The February palm oil contract closed Thursday's session (23) stable with a downward bias (-0.05%) on the Malaysian Derivatives Exchange (MDEX), quoted at US$ 1,004.75/ton, but with an accumulated weekly gain of 1.95%. The March contract fell 1.25 points and 0.13%, to US$ 971.50/t.
In this trading session, the negative performance on the Dalian Stock Exchange, which fell 2.25%, put pressure on commodity prices. As for the soybean yield on the Chinese stock exchange, the most active contract fell 1.29%.
China, the world's largest buyer of soybeans, revealed that five Brazilian companies did not meet plant health standards and, as a result, stopped receiving shipments of the commodity, causing a wave of sales in the markets.
On the eve (22), Achmad Maulizal, an authority at BPDPKS, the Indonesian palm oil funding agency, stated that the entity has already resumed funds to subsidize the mandatory replanting and biodiesel programs for the commodity.
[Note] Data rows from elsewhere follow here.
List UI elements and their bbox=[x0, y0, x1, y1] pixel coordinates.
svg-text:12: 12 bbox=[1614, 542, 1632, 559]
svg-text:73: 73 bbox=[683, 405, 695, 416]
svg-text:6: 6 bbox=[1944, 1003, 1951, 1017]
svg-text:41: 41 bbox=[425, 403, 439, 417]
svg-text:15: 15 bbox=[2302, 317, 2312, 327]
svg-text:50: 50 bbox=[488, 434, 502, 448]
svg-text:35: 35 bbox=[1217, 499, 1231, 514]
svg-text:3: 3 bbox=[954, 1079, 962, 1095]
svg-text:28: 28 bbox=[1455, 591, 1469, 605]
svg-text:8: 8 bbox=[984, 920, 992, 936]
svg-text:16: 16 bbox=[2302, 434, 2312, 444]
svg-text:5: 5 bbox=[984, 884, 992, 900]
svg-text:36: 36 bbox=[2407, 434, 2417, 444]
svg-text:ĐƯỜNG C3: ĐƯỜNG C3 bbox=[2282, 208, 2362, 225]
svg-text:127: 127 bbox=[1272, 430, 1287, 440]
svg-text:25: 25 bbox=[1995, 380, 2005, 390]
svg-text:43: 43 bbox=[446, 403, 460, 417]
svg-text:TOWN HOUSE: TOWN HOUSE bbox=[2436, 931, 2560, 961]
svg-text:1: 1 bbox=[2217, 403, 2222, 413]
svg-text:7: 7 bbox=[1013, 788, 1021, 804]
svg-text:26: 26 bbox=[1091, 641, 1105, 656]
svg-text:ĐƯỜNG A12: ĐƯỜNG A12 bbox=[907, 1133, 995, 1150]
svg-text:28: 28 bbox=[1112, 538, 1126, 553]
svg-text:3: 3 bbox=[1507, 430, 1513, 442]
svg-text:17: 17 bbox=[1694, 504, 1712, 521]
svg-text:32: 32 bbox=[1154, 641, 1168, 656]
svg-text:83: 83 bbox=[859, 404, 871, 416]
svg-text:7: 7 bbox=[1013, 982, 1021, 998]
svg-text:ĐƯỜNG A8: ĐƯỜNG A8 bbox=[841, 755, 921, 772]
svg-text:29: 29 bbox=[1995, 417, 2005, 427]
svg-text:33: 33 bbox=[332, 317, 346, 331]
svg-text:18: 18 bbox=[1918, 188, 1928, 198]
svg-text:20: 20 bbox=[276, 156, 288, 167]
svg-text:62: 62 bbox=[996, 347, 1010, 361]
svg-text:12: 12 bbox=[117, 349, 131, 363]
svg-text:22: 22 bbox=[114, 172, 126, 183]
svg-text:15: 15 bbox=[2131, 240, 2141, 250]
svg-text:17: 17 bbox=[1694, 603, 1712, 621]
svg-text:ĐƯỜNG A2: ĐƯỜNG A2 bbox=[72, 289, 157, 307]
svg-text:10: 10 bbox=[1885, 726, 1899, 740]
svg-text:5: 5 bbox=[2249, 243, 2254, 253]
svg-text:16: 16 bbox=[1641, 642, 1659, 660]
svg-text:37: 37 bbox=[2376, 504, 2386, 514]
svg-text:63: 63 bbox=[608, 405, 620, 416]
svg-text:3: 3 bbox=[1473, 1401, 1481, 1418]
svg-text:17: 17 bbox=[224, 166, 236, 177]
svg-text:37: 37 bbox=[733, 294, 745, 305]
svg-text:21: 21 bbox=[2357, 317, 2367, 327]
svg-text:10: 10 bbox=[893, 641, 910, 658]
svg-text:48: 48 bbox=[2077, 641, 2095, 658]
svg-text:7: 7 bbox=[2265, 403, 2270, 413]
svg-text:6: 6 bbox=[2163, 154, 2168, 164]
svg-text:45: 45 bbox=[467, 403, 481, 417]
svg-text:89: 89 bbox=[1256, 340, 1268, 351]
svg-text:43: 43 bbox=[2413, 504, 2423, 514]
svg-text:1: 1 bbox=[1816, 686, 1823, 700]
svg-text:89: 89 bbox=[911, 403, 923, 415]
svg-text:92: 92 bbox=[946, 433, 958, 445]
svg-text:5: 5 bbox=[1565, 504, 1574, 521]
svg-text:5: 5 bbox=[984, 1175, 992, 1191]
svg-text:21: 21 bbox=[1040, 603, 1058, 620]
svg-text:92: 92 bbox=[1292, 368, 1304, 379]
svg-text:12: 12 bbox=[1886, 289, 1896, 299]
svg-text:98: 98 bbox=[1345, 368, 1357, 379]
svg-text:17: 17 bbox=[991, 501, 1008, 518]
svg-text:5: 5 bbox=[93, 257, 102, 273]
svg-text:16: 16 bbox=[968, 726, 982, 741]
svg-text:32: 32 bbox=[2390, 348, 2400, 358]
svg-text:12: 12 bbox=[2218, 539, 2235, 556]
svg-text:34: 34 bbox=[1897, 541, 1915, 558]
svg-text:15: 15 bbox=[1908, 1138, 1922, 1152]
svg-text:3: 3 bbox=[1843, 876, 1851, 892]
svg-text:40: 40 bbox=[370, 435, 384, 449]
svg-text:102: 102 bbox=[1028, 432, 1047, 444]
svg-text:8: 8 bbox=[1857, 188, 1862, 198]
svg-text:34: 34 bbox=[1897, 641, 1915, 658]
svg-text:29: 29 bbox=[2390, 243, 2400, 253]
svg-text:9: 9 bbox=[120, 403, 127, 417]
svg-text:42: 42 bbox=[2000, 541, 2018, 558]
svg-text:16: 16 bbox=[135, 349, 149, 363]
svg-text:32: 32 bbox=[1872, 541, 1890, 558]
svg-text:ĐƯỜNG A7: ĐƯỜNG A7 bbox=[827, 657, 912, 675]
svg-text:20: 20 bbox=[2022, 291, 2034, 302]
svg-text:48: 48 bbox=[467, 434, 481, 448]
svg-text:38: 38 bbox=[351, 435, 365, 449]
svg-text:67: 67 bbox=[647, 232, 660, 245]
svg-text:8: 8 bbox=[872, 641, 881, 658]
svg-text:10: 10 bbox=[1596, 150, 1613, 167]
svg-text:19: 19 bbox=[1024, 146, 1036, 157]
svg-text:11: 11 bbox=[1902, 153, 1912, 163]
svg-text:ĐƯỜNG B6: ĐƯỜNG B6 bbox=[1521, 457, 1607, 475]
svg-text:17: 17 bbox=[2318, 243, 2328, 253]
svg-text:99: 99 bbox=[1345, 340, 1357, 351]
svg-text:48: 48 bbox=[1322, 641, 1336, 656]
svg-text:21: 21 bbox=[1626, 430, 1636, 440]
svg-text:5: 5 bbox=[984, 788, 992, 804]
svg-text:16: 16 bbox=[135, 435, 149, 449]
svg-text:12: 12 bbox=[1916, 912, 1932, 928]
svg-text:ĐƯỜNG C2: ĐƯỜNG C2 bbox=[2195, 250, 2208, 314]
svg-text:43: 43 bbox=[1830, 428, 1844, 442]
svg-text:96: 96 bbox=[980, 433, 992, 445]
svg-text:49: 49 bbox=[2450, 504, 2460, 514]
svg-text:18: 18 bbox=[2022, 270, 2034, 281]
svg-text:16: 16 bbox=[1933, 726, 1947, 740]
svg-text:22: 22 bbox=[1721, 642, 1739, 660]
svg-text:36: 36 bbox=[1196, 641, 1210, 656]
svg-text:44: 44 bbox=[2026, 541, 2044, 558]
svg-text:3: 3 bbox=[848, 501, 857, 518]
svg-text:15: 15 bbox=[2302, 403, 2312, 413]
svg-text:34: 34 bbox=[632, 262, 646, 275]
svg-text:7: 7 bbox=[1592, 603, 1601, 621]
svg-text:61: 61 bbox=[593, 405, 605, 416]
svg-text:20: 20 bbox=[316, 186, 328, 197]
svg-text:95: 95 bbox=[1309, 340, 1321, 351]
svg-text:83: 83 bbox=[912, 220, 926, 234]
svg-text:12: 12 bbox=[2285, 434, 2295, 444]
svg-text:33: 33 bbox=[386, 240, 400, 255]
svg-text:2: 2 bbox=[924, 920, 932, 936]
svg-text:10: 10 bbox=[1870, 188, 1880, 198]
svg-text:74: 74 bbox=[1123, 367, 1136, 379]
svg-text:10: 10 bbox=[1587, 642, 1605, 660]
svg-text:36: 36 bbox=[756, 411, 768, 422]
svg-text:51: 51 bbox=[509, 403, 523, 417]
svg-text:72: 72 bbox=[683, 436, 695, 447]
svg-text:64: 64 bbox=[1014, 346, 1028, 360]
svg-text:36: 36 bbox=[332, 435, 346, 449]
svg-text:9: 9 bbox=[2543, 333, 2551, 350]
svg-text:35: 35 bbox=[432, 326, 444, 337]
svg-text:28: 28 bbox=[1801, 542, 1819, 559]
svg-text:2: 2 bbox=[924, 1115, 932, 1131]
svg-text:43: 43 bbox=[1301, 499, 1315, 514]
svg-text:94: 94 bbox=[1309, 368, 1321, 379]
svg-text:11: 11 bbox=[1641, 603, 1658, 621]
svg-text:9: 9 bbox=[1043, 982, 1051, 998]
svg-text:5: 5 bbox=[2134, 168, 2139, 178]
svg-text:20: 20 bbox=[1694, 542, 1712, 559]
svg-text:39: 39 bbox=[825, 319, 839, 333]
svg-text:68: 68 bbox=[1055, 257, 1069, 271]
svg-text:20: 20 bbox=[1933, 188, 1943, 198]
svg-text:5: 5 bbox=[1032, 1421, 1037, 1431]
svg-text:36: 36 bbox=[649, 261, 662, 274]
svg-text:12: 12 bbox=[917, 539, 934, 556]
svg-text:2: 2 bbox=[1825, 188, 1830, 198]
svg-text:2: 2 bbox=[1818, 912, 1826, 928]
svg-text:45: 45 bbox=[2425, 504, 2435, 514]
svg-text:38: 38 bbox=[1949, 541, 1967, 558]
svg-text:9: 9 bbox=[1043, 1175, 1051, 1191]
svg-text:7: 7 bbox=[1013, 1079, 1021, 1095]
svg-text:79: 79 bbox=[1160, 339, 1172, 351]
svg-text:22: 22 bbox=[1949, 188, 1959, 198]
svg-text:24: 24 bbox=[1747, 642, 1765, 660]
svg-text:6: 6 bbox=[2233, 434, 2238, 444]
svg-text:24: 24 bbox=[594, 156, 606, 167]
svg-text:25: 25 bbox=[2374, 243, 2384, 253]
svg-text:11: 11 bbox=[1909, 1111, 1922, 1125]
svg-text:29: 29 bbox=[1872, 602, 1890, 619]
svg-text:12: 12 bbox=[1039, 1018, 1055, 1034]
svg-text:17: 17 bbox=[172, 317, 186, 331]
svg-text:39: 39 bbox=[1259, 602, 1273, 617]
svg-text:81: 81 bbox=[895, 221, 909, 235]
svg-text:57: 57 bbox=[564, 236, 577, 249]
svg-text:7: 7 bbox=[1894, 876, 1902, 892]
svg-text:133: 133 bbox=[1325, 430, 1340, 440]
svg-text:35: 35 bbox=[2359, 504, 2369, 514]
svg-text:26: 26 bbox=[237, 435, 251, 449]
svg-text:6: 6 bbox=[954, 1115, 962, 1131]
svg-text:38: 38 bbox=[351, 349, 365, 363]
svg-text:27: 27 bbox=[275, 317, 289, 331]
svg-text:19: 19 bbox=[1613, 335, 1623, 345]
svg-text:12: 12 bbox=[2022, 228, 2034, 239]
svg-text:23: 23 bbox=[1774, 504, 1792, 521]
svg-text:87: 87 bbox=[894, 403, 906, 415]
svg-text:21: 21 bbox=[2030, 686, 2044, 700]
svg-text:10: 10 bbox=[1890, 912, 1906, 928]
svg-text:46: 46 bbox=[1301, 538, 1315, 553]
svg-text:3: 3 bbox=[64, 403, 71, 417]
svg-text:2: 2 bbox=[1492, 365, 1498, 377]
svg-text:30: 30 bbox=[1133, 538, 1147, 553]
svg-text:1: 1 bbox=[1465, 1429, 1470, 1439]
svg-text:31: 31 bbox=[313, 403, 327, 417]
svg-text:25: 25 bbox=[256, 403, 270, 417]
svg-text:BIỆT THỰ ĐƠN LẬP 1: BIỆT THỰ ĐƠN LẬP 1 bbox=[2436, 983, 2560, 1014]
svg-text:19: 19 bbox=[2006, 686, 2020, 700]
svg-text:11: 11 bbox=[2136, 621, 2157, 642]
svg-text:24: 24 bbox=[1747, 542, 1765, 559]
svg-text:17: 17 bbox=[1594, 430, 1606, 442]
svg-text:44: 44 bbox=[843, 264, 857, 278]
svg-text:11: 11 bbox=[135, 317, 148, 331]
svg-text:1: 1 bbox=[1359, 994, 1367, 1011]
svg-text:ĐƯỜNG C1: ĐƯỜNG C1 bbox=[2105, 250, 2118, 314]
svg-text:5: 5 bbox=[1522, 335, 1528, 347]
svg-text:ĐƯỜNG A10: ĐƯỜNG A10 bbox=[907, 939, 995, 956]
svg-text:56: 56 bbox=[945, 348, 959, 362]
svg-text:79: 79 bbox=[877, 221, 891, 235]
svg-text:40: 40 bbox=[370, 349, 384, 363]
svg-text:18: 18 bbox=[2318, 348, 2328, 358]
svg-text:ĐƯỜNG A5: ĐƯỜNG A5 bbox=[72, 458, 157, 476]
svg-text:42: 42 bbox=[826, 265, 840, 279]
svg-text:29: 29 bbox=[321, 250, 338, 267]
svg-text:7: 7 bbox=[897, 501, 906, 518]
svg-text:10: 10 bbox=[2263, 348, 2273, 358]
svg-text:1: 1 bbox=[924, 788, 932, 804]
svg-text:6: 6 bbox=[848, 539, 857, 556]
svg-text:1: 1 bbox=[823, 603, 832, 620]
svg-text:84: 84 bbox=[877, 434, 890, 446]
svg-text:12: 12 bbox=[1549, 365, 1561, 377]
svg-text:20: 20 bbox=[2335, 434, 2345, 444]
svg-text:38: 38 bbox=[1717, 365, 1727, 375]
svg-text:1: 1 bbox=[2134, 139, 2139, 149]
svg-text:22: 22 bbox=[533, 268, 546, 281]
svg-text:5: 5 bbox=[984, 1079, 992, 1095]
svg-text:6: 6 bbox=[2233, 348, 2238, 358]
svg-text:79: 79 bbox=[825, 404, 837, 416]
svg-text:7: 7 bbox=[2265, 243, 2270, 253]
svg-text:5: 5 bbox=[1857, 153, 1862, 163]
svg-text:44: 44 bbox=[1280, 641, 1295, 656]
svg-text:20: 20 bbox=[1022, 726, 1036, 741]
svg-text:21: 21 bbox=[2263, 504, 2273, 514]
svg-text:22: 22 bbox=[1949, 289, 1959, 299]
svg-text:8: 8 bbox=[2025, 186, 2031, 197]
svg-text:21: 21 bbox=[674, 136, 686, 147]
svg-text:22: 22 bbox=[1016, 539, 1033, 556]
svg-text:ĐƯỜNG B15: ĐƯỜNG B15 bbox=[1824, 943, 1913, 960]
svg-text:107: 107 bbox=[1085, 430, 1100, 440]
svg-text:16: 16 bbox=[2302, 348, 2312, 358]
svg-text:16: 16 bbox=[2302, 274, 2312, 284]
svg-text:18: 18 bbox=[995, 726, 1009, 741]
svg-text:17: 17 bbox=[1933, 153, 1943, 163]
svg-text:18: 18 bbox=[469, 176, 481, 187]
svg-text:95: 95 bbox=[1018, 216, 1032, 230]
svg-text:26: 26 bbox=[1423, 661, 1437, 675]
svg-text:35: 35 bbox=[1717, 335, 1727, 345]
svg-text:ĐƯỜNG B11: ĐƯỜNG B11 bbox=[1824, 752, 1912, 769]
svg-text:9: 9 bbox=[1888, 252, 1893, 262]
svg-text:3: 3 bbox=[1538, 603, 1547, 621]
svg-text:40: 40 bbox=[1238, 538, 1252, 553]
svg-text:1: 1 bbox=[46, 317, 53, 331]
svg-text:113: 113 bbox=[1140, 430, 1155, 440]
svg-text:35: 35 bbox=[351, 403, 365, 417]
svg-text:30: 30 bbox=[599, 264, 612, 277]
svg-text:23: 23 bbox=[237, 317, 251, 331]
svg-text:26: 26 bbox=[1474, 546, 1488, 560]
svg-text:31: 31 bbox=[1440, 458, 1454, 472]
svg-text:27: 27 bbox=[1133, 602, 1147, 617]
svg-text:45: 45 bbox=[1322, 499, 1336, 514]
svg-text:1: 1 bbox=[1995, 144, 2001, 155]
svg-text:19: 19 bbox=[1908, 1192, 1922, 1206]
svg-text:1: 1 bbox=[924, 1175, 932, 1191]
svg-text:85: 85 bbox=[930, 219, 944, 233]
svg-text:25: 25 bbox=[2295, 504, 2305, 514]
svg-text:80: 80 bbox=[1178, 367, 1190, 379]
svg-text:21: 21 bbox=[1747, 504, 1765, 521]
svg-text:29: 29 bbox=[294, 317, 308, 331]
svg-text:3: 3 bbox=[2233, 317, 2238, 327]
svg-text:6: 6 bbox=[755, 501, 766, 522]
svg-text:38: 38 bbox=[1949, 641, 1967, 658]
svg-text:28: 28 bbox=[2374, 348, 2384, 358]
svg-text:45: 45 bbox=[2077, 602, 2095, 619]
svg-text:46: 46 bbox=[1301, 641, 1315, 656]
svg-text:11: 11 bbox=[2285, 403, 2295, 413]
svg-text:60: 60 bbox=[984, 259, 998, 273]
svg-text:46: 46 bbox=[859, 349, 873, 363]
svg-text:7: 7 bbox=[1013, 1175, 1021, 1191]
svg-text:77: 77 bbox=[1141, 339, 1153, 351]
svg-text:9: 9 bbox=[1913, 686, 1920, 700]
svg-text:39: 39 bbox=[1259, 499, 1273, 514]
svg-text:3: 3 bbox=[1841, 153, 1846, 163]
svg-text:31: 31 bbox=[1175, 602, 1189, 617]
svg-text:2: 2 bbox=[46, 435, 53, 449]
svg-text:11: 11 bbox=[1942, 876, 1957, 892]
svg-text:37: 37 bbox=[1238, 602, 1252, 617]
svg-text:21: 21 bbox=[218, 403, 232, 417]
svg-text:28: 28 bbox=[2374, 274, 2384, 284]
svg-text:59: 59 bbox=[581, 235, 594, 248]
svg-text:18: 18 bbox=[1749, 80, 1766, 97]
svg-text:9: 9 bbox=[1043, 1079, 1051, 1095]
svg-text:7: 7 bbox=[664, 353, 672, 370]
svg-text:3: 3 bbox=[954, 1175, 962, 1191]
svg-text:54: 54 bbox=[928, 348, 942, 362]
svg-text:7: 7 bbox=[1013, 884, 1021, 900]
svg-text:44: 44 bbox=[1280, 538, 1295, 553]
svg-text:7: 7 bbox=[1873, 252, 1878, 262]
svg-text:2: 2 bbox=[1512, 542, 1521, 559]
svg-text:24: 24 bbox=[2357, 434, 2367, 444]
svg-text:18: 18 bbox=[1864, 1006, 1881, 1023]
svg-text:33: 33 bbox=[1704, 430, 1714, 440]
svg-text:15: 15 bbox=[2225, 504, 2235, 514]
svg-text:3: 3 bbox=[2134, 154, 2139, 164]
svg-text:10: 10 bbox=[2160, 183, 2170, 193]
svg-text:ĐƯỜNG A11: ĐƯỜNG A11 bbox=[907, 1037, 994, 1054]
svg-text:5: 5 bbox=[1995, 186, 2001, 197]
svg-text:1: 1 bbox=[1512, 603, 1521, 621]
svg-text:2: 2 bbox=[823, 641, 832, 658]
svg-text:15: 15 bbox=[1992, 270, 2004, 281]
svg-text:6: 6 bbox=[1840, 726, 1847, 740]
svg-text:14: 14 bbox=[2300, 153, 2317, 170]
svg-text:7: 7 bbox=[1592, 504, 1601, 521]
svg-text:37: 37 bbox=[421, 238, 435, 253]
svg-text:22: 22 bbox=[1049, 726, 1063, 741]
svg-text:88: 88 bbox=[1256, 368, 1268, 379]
Furthermore, there is also the news about the drop in Malaysian exports of palm products. Between January 1 and 20, exports fell between 18.2% and 23%. These figures were released by cargo inspection companies Intertek Testing Services and AmSpec Agri Malaysia, reinforcing concerns about the market's performance.
On the radar, a Reuters survey revealed a projection of an increase in Malaysian crude palm oil futures contracts in 2025. The forecast indicates an increase in relation to prices recorded in 2024. This expectation is linked to the growth in consumption of biodiesel based on the commodity.